Zum Abschluss des Tages beleuchtete MICHELLE BUBENICEK (Paris), Direktorin der École des Chartes, in ihrem Festvortrag das Thema der von Herrscherinnen ausgestellten Urkunden, das dank der Pionierarbeit von Andrea Stieldorf langsam aber sicher ins Erkenntnisinteresse der Diplomatik rückt. Anhand der Urkunden ausgewählter französischer Königinnen des Spätmittelalters ging Bubenicek zunächst der Frage nach, unter welchen Umständen diese Herrscherinnen überhaupt Urkunden ausstellten, um sich anschließend konkreten Dokumenten zu widmen. Dabei erwies sich ihr Fokus auf die Besiegelung dieser Urkunden als fruchtbarer Ansatz für neue Befunde, denn Bubenicek konnte feststellen, dass das Siegel hochadeliger Frauen an deren Statusänderungen durch Eheschließung oder Witwenschaft angepasst wurde. Damit ist ein selten bedachter Handlungsspielraum weiblicher Selbstrepräsentation angesprochen. An diesen Befund anknüpfend, typologisierte Bubenicek die beispielhaft untersuchten Urkunden zunächst nicht nach deren Formelaufbau, sondern nach den historischen Kontexten ihrer Ausstellung, womit sie zur Diskussion stellte, inwiefern Veränderungen der äußeren wie inneren Merkmale dieser Schriftstücke auf die Ausstellungsstände einer Regentschaft oder Witwenschaft zurückzuführen seien.

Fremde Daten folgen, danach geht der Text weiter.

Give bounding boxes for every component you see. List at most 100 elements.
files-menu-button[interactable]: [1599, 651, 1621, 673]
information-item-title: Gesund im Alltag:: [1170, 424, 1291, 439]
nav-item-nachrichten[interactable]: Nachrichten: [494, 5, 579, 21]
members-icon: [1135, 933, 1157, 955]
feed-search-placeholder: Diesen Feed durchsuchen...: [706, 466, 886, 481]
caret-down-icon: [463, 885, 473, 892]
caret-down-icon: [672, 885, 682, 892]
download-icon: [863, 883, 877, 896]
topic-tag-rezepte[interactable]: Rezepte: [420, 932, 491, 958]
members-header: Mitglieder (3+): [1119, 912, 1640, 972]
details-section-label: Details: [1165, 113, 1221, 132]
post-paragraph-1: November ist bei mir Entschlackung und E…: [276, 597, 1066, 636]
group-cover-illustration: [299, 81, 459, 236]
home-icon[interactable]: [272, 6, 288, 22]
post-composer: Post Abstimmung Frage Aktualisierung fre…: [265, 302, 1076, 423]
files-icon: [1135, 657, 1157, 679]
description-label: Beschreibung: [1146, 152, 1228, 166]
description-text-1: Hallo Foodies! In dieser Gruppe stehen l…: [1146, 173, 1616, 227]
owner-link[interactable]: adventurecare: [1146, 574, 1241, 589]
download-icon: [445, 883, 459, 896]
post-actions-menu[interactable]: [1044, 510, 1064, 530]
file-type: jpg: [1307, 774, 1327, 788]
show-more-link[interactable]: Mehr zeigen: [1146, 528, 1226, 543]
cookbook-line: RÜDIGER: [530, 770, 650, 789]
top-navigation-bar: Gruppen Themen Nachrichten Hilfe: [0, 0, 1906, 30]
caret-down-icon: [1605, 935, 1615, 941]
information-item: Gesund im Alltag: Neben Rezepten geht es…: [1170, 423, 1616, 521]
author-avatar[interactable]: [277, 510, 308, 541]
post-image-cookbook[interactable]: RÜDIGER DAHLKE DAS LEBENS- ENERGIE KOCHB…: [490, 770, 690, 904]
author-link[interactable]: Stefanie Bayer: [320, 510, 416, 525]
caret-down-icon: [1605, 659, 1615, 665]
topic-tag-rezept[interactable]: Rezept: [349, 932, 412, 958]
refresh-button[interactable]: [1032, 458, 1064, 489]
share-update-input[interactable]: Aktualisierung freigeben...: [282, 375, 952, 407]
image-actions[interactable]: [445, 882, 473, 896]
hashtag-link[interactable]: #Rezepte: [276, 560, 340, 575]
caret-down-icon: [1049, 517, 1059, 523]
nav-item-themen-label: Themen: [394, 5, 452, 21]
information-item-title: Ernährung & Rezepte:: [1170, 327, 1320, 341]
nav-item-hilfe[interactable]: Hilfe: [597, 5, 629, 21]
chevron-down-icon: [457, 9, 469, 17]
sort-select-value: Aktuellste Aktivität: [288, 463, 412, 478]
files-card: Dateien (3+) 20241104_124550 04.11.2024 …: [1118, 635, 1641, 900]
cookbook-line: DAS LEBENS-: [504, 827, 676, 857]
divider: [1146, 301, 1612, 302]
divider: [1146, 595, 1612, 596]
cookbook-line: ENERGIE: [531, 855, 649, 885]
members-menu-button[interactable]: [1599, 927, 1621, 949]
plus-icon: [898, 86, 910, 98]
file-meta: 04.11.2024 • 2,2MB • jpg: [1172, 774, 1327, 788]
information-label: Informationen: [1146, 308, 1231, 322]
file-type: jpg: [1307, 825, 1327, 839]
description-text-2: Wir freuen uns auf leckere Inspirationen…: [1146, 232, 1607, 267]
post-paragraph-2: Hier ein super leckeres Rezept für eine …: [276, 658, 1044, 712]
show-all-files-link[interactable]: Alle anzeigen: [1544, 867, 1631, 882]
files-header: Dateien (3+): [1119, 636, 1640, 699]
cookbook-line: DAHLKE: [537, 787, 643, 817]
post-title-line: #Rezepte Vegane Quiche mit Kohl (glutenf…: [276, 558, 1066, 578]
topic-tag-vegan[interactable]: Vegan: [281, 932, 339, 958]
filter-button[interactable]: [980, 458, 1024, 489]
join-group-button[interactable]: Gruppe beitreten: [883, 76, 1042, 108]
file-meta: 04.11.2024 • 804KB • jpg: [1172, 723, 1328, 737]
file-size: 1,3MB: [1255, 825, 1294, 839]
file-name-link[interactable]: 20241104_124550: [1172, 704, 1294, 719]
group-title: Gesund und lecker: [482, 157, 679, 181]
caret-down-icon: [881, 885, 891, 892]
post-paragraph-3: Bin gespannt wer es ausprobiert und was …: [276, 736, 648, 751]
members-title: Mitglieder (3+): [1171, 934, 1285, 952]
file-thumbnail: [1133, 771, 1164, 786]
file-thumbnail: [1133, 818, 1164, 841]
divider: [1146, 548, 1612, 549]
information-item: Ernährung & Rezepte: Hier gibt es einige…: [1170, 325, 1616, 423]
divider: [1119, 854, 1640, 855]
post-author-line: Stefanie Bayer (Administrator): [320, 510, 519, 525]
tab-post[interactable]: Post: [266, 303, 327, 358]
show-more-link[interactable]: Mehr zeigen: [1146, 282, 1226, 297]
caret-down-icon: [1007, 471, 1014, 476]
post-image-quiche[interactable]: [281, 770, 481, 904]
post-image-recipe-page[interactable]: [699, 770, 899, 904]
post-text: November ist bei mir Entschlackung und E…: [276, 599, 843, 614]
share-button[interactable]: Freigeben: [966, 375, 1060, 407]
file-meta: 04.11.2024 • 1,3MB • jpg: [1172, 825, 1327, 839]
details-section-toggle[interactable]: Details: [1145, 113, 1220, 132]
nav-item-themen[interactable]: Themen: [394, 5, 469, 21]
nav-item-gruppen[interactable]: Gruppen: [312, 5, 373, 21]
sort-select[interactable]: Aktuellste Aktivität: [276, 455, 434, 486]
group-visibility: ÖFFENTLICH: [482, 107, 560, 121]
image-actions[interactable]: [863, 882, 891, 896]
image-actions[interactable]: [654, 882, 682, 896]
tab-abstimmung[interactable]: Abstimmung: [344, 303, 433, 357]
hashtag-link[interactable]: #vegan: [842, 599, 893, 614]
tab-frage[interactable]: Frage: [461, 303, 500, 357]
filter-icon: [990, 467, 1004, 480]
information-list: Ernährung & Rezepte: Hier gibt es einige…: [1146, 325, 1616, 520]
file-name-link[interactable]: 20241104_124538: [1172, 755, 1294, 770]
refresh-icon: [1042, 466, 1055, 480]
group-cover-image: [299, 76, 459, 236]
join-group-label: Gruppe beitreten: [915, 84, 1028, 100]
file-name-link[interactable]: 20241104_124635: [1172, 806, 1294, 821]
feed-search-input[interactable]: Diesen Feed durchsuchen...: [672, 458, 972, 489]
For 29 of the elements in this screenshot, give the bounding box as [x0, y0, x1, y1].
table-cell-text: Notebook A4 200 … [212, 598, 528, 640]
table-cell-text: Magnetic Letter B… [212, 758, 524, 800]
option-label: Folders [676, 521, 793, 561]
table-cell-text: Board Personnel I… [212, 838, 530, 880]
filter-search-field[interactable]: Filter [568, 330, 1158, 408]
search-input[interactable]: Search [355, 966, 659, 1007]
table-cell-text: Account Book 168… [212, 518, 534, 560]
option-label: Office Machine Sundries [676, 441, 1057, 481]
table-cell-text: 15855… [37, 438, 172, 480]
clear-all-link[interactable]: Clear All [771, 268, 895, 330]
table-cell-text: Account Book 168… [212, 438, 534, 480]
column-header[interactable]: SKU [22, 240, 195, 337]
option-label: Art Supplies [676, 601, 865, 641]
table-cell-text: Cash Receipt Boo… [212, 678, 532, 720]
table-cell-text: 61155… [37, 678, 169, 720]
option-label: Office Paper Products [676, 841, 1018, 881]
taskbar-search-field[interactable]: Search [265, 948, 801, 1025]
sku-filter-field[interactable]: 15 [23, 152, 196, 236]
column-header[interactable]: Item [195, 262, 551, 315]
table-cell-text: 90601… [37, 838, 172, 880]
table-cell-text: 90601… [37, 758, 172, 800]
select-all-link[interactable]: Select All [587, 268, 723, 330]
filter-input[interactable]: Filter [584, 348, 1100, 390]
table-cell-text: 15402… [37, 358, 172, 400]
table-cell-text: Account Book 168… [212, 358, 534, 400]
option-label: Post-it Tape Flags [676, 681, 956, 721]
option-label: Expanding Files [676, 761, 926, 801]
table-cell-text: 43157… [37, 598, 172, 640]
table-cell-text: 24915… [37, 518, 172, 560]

Ihre Ergebnisse formulierte Bubenicek bewusst offen, um auf die vielen Forschungsdesiderate aufmerksam zu machen, denen sich künftige Untersuchungen widmen können.
Konferenzübersicht:
Sébastien Barret (Paris): Des curiosités graphiques dans l’œil des chercheurs. Les »actes privés« des ixe–xie siècles.
Sebastian Gensicke (Aachen): Ut plenius autem in hoc monogrammate Christi nomen appareat, tali mea sententia effigiabitur specie. Die Christusmonogramme der Papsturkunden bei Papias und Alberich von Montecassino.
Jean-Charles Bédague (Paris): »Grattez, grattez, il en restera toujours quelque chose«. Une collection de lettres de Grégoire VII réinterrogée à la lumière du multispectre.
Ursula Vones-Liebenstein (Köln): Papsturkunden als Spiegelbild der Persönlichkeit ihres Ausstellers.
Harald Müller (Aachen): Stets zu Gast am Tisch des Königs. Ein staunenswertes Privileg Konrads III. für den Abt von (Aachen-)Burtscheid.
Michelle Bubenicek (Paris): Existe-t-il une diplomatique féminine au Moyen Âge? Étude de cas, XIVe-XVe siècles.